For O, the album allows her to explore her own transition: from the ultimate hipster party girl in her 20s to a woman and a mother in her 40s whose genre has dimmed in popularity and cultural relevance. O had a baby with her husband, director Barnaby Clay, in 2015 — the same year she played a Lou Reed track at his posthumous Rock Hall of Fame induction. Age and motherhood doesn’t always mean O presents as vulnerable. On “Woman,” between coos for acceptance (“Won’t you come be my friend?”), O changes the tone in the chorus and reaches for some of her wilder rock tricks as she screams, “I’m a woman” to a relentless, strident drum beat and monster guitars. And on “Redeemer,” O puts the patriarchy in its place with the chorus: “You’re not coming for me / I’m coming for you.”
But the numerous softer moments on the album, “Drown” and “Reveries,” are far from a reinvention for O. Instead, they remind us of her breakthrough hit, the way she won the hearts of the mainstream, with the Yeah Yeah Yeahs first (and biggest) hit single, the sad love song “Maps,” which would inspire two other giant pop hits with Kelly Clarkson’s “Since U Been Gone” and Beyoncé’s “Hold Up.”

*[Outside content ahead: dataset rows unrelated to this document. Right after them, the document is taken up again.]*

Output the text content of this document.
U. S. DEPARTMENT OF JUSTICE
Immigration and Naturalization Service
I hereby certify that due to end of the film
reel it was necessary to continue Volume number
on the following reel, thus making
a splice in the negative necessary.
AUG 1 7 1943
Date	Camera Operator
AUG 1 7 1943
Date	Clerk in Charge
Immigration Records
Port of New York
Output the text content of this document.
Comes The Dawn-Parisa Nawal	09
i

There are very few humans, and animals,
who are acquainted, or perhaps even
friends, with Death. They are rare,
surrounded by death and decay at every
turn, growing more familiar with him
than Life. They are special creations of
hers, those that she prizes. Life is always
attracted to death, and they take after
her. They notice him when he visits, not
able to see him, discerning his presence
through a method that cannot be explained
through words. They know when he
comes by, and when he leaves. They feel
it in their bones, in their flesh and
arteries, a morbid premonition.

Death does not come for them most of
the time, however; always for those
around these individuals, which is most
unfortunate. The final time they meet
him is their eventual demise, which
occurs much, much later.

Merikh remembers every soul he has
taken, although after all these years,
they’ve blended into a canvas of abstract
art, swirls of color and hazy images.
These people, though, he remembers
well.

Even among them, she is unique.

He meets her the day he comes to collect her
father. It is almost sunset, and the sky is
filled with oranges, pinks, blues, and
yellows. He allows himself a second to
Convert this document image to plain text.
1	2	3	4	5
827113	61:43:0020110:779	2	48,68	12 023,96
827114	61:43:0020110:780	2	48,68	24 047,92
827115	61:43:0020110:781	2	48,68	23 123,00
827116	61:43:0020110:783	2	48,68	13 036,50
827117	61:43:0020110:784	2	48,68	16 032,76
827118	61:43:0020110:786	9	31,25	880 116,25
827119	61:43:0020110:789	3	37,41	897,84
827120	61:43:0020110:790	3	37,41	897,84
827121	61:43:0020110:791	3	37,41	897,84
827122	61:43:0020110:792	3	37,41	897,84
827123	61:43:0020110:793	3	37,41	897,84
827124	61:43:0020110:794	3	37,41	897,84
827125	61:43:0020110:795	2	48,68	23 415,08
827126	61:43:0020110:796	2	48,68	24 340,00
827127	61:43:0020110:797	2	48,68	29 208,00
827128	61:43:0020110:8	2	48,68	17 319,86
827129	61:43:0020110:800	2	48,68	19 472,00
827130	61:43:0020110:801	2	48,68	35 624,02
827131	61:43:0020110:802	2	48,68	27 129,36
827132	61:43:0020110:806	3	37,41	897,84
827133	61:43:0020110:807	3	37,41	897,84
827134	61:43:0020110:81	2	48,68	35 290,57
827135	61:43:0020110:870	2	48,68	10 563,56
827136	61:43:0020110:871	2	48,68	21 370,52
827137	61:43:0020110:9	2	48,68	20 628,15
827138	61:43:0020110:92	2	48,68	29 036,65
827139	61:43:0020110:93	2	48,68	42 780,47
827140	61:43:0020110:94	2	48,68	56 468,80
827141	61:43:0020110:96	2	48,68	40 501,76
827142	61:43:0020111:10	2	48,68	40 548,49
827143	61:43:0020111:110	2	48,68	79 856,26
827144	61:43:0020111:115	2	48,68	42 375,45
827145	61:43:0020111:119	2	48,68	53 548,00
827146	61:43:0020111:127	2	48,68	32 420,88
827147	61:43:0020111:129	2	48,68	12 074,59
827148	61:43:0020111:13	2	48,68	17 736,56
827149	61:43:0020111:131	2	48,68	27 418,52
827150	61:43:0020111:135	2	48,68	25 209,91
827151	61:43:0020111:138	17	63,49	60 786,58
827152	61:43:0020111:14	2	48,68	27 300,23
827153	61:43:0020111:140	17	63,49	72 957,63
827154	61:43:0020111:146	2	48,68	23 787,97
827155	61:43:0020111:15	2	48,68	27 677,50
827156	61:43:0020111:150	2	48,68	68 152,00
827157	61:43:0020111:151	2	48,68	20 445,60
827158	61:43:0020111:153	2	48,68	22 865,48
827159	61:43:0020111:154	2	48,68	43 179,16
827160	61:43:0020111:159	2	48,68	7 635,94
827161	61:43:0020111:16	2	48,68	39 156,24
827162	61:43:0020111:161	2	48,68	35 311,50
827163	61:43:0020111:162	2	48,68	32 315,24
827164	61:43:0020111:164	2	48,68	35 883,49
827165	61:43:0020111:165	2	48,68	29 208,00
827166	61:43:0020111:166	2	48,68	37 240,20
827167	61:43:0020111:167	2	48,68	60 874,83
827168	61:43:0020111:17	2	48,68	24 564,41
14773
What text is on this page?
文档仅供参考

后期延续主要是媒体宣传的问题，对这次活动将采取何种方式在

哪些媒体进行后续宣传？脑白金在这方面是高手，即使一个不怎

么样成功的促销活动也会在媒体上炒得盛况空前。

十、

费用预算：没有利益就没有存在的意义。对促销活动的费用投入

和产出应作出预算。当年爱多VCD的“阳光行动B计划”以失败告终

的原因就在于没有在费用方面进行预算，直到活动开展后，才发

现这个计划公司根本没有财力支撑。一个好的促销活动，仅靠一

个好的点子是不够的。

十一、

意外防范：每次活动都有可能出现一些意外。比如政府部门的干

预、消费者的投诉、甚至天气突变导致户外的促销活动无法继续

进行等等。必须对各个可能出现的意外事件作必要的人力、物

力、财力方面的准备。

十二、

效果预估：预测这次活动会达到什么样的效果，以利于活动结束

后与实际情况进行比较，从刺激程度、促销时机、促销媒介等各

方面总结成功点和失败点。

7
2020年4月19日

So, is rock music a young person’s game? O seems to want to explore other options these days. Lux Prima shows she’s got the range, but it leaves open-ended so many unanswered questions about ageism for women in music. Must we calm it down, go experimental, or be put out to pasture because we get older and/or become mothers? O offers no resolutions but does take a beautiful trip through the galaxy.